Professor Longfei Li was recently awarded a three-year grant from Board of Regents Support Fund (BoRSF) Research Competitiveness Subprogram (RCS) with total funding of $178,131. This funding will support Professor Li's research project titled "High-Order Computational Methods for Beams and Plates with Applications to Fluid-Structure Interaction Problems." A brief description of the research can be found below.

Beam and plate theories simplify the theories of continuum mechanics for solids that are thin in thickness, and provide a means of calculating the load-carrying and deflection characteristics of thin structures. Beam/plate theories are extensively applied in many areas of engineering and applied science. When interacted with fluid, the fluid-structure interaction (FSI) problems involving deforming beams/plates add even more important applications, such as modeling airplanes, parachutes, and blood flow in elastic arteries.
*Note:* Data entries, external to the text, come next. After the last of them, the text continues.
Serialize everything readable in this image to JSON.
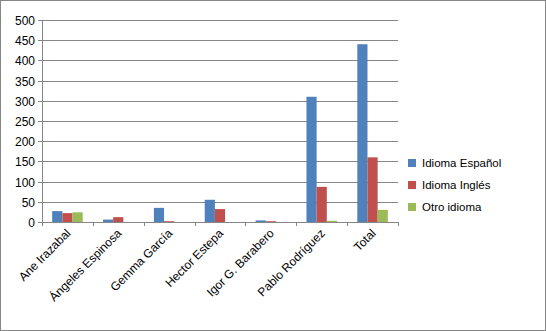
{
  "chart_data": {
    "type": "bar",
    "categories": [
      "Ane Irazabal",
      "Ángeles Espinosa",
      "Gemma García",
      "Hector Estepa",
      "Igor G. Barabero",
      "Pablo Rodríguez",
      "Total"
    ],
    "series": [
      {
        "name": "Idioma Español",
        "color": "#4f81bd",
        "values": [
          27,
          6,
          35,
          55,
          4,
          310,
          440
        ]
      },
      {
        "name": "Idioma Inglés",
        "color": "#c0504d",
        "values": [
          22,
          12,
          2,
          32,
          2,
          87,
          160
        ]
      },
      {
        "name": "Otro idioma",
        "color": "#9bbb59",
        "values": [
          24,
          0,
          0,
          0,
          0,
          3,
          30
        ]
      }
    ],
    "ylim": [
      0,
      500
    ],
    "yticks": [
      0,
      50,
      100,
      150,
      200,
      250,
      300,
      350,
      400,
      450,
      500
    ],
    "grid": true,
    "legend": "right"
  }
}
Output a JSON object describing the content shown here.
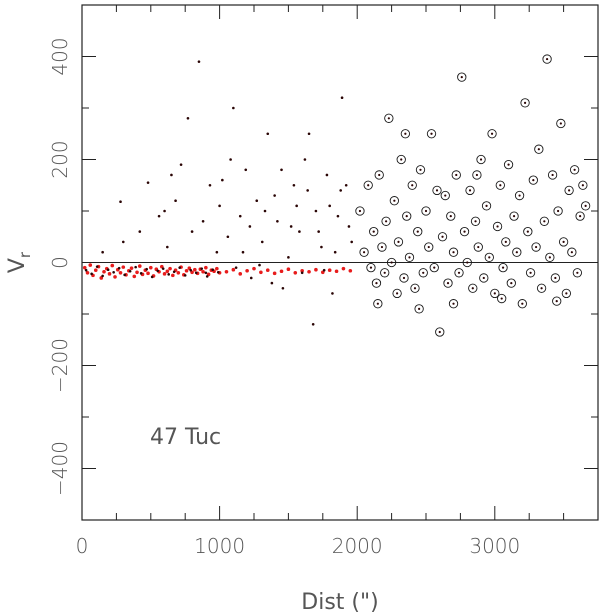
{
  "chart_data": {
    "type": "scatter",
    "title": "",
    "xlabel": "Dist (\")",
    "ylabel_main": "V",
    "ylabel_sub": "r",
    "annotation": "47 Tuc",
    "xlim": [
      0,
      3750
    ],
    "ylim": [
      -500,
      500
    ],
    "xticks": [
      0,
      1000,
      2000,
      3000
    ],
    "yticks": [
      -400,
      -200,
      0,
      200,
      400
    ],
    "x_minor_step": 250,
    "y_minor_step": 100,
    "reference_line_y": 0,
    "grid": false,
    "colors": {
      "dark_points": "#2a0505",
      "red_points": "#e81c1c",
      "circles": "#1a1a1a",
      "axes": "#222222",
      "text": "#555555"
    },
    "series": [
      {
        "marker": "dot-red",
        "points": [
          [
            20,
            -10
          ],
          [
            40,
            -20
          ],
          [
            60,
            -5
          ],
          [
            80,
            -25
          ],
          [
            100,
            -15
          ],
          [
            120,
            -8
          ],
          [
            140,
            -30
          ],
          [
            160,
            -18
          ],
          [
            180,
            -12
          ],
          [
            200,
            -22
          ],
          [
            220,
            -6
          ],
          [
            240,
            -28
          ],
          [
            260,
            -14
          ],
          [
            280,
            -20
          ],
          [
            300,
            -9
          ],
          [
            320,
            -24
          ],
          [
            340,
            -16
          ],
          [
            360,
            -11
          ],
          [
            380,
            -27
          ],
          [
            400,
            -19
          ],
          [
            420,
            -7
          ],
          [
            440,
            -23
          ],
          [
            460,
            -15
          ],
          [
            480,
            -21
          ],
          [
            500,
            -10
          ],
          [
            520,
            -26
          ],
          [
            540,
            -13
          ],
          [
            560,
            -18
          ],
          [
            580,
            -8
          ],
          [
            600,
            -22
          ],
          [
            620,
            -17
          ],
          [
            640,
            -12
          ],
          [
            660,
            -25
          ],
          [
            680,
            -15
          ],
          [
            700,
            -20
          ],
          [
            720,
            -9
          ],
          [
            740,
            -24
          ],
          [
            760,
            -16
          ],
          [
            780,
            -11
          ],
          [
            800,
            -19
          ],
          [
            820,
            -14
          ],
          [
            840,
            -21
          ],
          [
            860,
            -13
          ],
          [
            880,
            -18
          ],
          [
            900,
            -10
          ],
          [
            920,
            -23
          ],
          [
            940,
            -15
          ],
          [
            960,
            -17
          ],
          [
            980,
            -12
          ],
          [
            1000,
            -20
          ],
          [
            1050,
            -18
          ],
          [
            1100,
            -14
          ],
          [
            1150,
            -22
          ],
          [
            1200,
            -16
          ],
          [
            1250,
            -12
          ],
          [
            1300,
            -19
          ],
          [
            1350,
            -15
          ],
          [
            1400,
            -21
          ],
          [
            1450,
            -17
          ],
          [
            1500,
            -13
          ],
          [
            1550,
            -20
          ],
          [
            1600,
            -16
          ],
          [
            1650,
            -18
          ],
          [
            1700,
            -14
          ],
          [
            1750,
            -19
          ],
          [
            1800,
            -15
          ],
          [
            1850,
            -17
          ],
          [
            1900,
            -12
          ],
          [
            1950,
            -16
          ]
        ]
      },
      {
        "marker": "dot-dark",
        "points": [
          [
            30,
            -15
          ],
          [
            70,
            -22
          ],
          [
            110,
            -8
          ],
          [
            150,
            -26
          ],
          [
            190,
            -14
          ],
          [
            230,
            -19
          ],
          [
            270,
            -11
          ],
          [
            310,
            -24
          ],
          [
            350,
            -17
          ],
          [
            390,
            -9
          ],
          [
            430,
            -21
          ],
          [
            470,
            -13
          ],
          [
            510,
            -28
          ],
          [
            550,
            -16
          ],
          [
            590,
            -12
          ],
          [
            630,
            -23
          ],
          [
            670,
            -18
          ],
          [
            710,
            -10
          ],
          [
            750,
            -25
          ],
          [
            790,
            -15
          ],
          [
            830,
            -20
          ],
          [
            870,
            -12
          ],
          [
            910,
            -27
          ],
          [
            950,
            -14
          ],
          [
            990,
            -19
          ],
          [
            150,
            20
          ],
          [
            300,
            40
          ],
          [
            280,
            118
          ],
          [
            420,
            60
          ],
          [
            480,
            155
          ],
          [
            560,
            90
          ],
          [
            620,
            30
          ],
          [
            680,
            120
          ],
          [
            720,
            190
          ],
          [
            770,
            280
          ],
          [
            850,
            390
          ],
          [
            880,
            80
          ],
          [
            930,
            150
          ],
          [
            980,
            20
          ],
          [
            1020,
            160
          ],
          [
            1080,
            200
          ],
          [
            1100,
            300
          ],
          [
            1150,
            90
          ],
          [
            1190,
            180
          ],
          [
            1230,
            -30
          ],
          [
            1270,
            120
          ],
          [
            1310,
            40
          ],
          [
            1350,
            250
          ],
          [
            1380,
            -40
          ],
          [
            1420,
            80
          ],
          [
            1450,
            180
          ],
          [
            1500,
            10
          ],
          [
            1540,
            150
          ],
          [
            1580,
            60
          ],
          [
            1620,
            200
          ],
          [
            1650,
            250
          ],
          [
            1680,
            -120
          ],
          [
            1700,
            100
          ],
          [
            1740,
            30
          ],
          [
            1780,
            170
          ],
          [
            1820,
            -60
          ],
          [
            1860,
            90
          ],
          [
            1890,
            320
          ],
          [
            1920,
            150
          ],
          [
            1960,
            40
          ],
          [
            600,
            100
          ],
          [
            650,
            170
          ],
          [
            800,
            60
          ],
          [
            900,
            -20
          ],
          [
            1000,
            110
          ],
          [
            1060,
            50
          ],
          [
            1120,
            -10
          ],
          [
            1170,
            20
          ],
          [
            1220,
            70
          ],
          [
            1290,
            -5
          ],
          [
            1330,
            100
          ],
          [
            1400,
            130
          ],
          [
            1460,
            -50
          ],
          [
            1520,
            70
          ],
          [
            1560,
            110
          ],
          [
            1600,
            -20
          ],
          [
            1640,
            140
          ],
          [
            1720,
            60
          ],
          [
            1760,
            -15
          ],
          [
            1800,
            110
          ],
          [
            1840,
            20
          ],
          [
            1880,
            140
          ],
          [
            1940,
            70
          ]
        ]
      },
      {
        "marker": "circled-dot",
        "points": [
          [
            2020,
            100
          ],
          [
            2050,
            20
          ],
          [
            2080,
            150
          ],
          [
            2100,
            -10
          ],
          [
            2120,
            60
          ],
          [
            2140,
            -40
          ],
          [
            2160,
            170
          ],
          [
            2180,
            30
          ],
          [
            2200,
            -20
          ],
          [
            2210,
            80
          ],
          [
            2230,
            280
          ],
          [
            2250,
            0
          ],
          [
            2270,
            120
          ],
          [
            2290,
            -60
          ],
          [
            2300,
            40
          ],
          [
            2320,
            200
          ],
          [
            2340,
            -30
          ],
          [
            2360,
            90
          ],
          [
            2380,
            10
          ],
          [
            2400,
            150
          ],
          [
            2420,
            -50
          ],
          [
            2440,
            60
          ],
          [
            2460,
            180
          ],
          [
            2480,
            -20
          ],
          [
            2500,
            100
          ],
          [
            2520,
            30
          ],
          [
            2540,
            250
          ],
          [
            2560,
            -10
          ],
          [
            2580,
            140
          ],
          [
            2600,
            -135
          ],
          [
            2620,
            50
          ],
          [
            2640,
            130
          ],
          [
            2660,
            -40
          ],
          [
            2680,
            90
          ],
          [
            2700,
            20
          ],
          [
            2720,
            170
          ],
          [
            2740,
            -20
          ],
          [
            2760,
            360
          ],
          [
            2780,
            60
          ],
          [
            2800,
            0
          ],
          [
            2820,
            140
          ],
          [
            2840,
            -50
          ],
          [
            2860,
            80
          ],
          [
            2880,
            30
          ],
          [
            2900,
            200
          ],
          [
            2920,
            -30
          ],
          [
            2940,
            110
          ],
          [
            2960,
            10
          ],
          [
            2980,
            250
          ],
          [
            3000,
            -60
          ],
          [
            3020,
            70
          ],
          [
            3040,
            150
          ],
          [
            3060,
            -10
          ],
          [
            3080,
            40
          ],
          [
            3100,
            190
          ],
          [
            3120,
            -40
          ],
          [
            3140,
            90
          ],
          [
            3160,
            20
          ],
          [
            3180,
            130
          ],
          [
            3200,
            -80
          ],
          [
            3220,
            310
          ],
          [
            3240,
            60
          ],
          [
            3260,
            -20
          ],
          [
            3280,
            160
          ],
          [
            3300,
            30
          ],
          [
            3320,
            220
          ],
          [
            3340,
            -50
          ],
          [
            3360,
            80
          ],
          [
            3380,
            395
          ],
          [
            3400,
            10
          ],
          [
            3420,
            170
          ],
          [
            3440,
            -30
          ],
          [
            3460,
            100
          ],
          [
            3480,
            270
          ],
          [
            3500,
            40
          ],
          [
            3520,
            -60
          ],
          [
            3540,
            140
          ],
          [
            3560,
            20
          ],
          [
            3580,
            180
          ],
          [
            3600,
            -20
          ],
          [
            3620,
            90
          ],
          [
            3640,
            150
          ],
          [
            3660,
            110
          ],
          [
            2150,
            -80
          ],
          [
            2450,
            -90
          ],
          [
            2700,
            -80
          ],
          [
            3050,
            -70
          ],
          [
            3450,
            -75
          ],
          [
            2350,
            250
          ],
          [
            2870,
            170
          ]
        ]
      }
    ]
  }
}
The corresponding development, analysis and implementation of numerical methods for these problems is a very active area of research in computational mechanics. Recent work by Li has led to the development of a new scheme for FSI problems, called the Added-Mass Partitioned (AMP) algorithm. The proposed research aims to (I) develop and analyze high-order accurate computational solid dynamics (CSD) algorithms for various beam and plate models using deforming composite grids and finite-difference discretization; (II) implement the new CSD algorithms within the open-source Overture framework; (III) verify and validate the CSD code using benchmark problems; (IV) apply the CSD code, together with the existing computational fluid dynamics (CFD) code in Overture and the AMP scheme, to solve a wide range of FSI applications of interest; and (V) collaborate with experimentalists to solve sophisticated FSI applications.